Mama selalu merayuku untuk jangan menyiksa diri seperti ini, jangan sampai tidak makan. Tapi aku bebal, aku tetap tidak mau karena nafsu makanku betul-betul menghilang. Aku merasa bahwa aku tidak boleh makan oleh karena Garra juga tidak makan di bawah sana.

Sampai ada satu waktu di mana Mama seperti sudah lelah menghadapiku yang menjalani hari-hari hanya dengan pilu dan tangisan.
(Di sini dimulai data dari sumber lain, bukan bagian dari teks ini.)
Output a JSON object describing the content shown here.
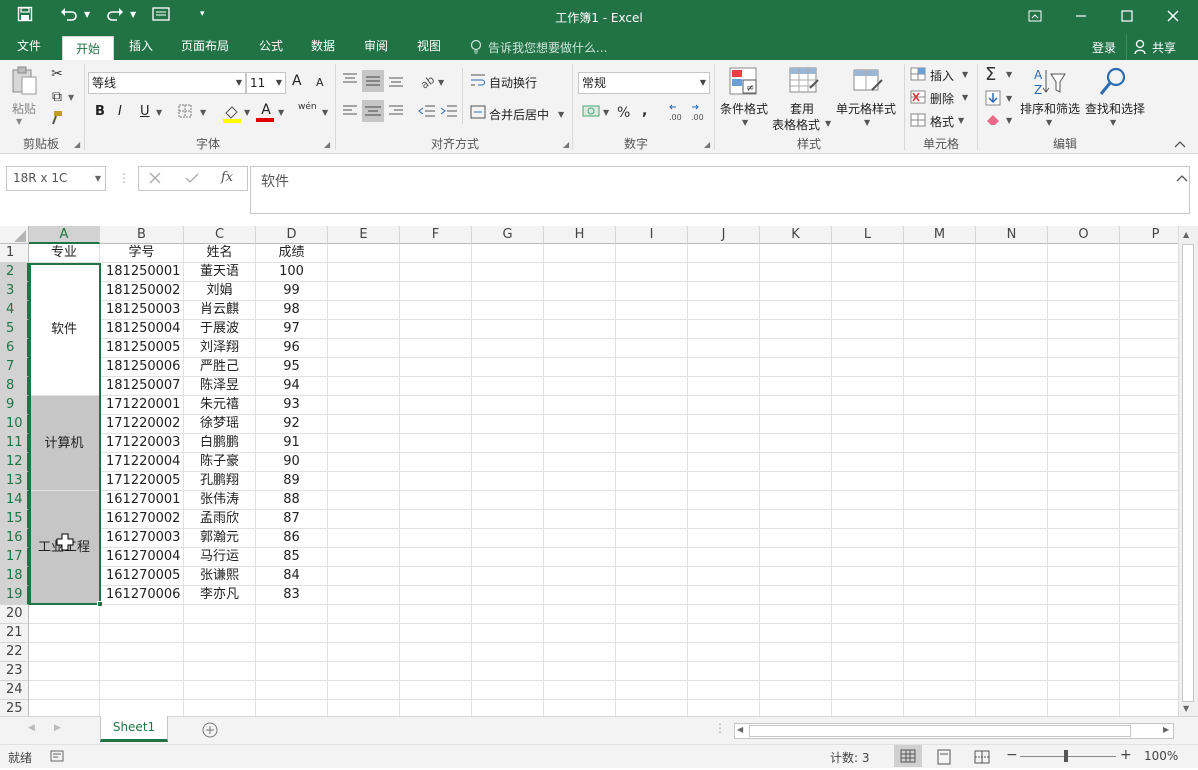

“Jangan siksa diri Teteh kayak gini, jangan nggak makan sama sekali. Mama tahu perasaan Teteh gimana karena Mama juga pernah ngalamin apa yang Teteh alamin. Mama kehilangan Bapak, itu lebih sakit, Teh.”

 Mama menangis terisak yang membuat rasa sakitku berkali lipat.

“Kalau Teteh kayak gini terus, sama aja Teteh nggak kasihan ke Mama. Nggak apa-apa, Teh, emang udah takdirnya gini, emang bukan jodohnya. Kalau Teteh terus-terusan kayak gini ... Teteh sakit hati, Mama juga ikut sakit hati.”

Suara tangisan Mama menjadi melodi menyakitkan seumur hidupku yang pernah aku dengar. Tidak pernah kudengar tangisan Mama sepilu ini sepanjang Mama selalu mengeluh dengan tangisan padaku.

Hatiku berkeping-keping sakit dan hancur.

“Teteh makan, ya? Kan, Teteh harus kerja. Jangan nyiksa diri terus. Nggak apa-apa, emang takdirnya harus kayak gini. Garra juga di sana udah bahagia. Ini juga bukan kemauan Garra.”

Aku terpaku dan aku tersadar bahwa apa yang dikatakan Mama ini benar. Aku mulai menerima sedikit demi sedikit takdir Tuhan yang mengambil Garra dariku tanpa aba-aba lebih dulu. Aku mulai menerima jalan takdirnya yang memang sudah Garra setujui ketika perjanjian dengan Tuhan sebelum Garra terlahir ke dunia ini.

Sebelumnya aku selalu berpikir bahwa, aku mengira Garra sedang berada di Cianjur dan keesokan harinya tepat di hari Senin, dia pasti akan menjemputku untuk selanjutnya berangkat bersama seperti sediakala dan biasanya. Hingga Mama menyadarkan aku akan takdir Tuhan yang membuatku tersadar bahwa aku memang harus bangkit dari keterpurukan. Harus menerima segala alur Tuhan.

Aku mulai belajar untuk bagaimana cara mengikhlaskan.

***

Aku masih tidak bisa bersemangat, terlebih ketika aku menginjakkan kakiku di kantor. Segala bayangan Garra selalu saja berseliweran dalam ingatan di mana di berbagai sudut ruangan seolah ada dirinya.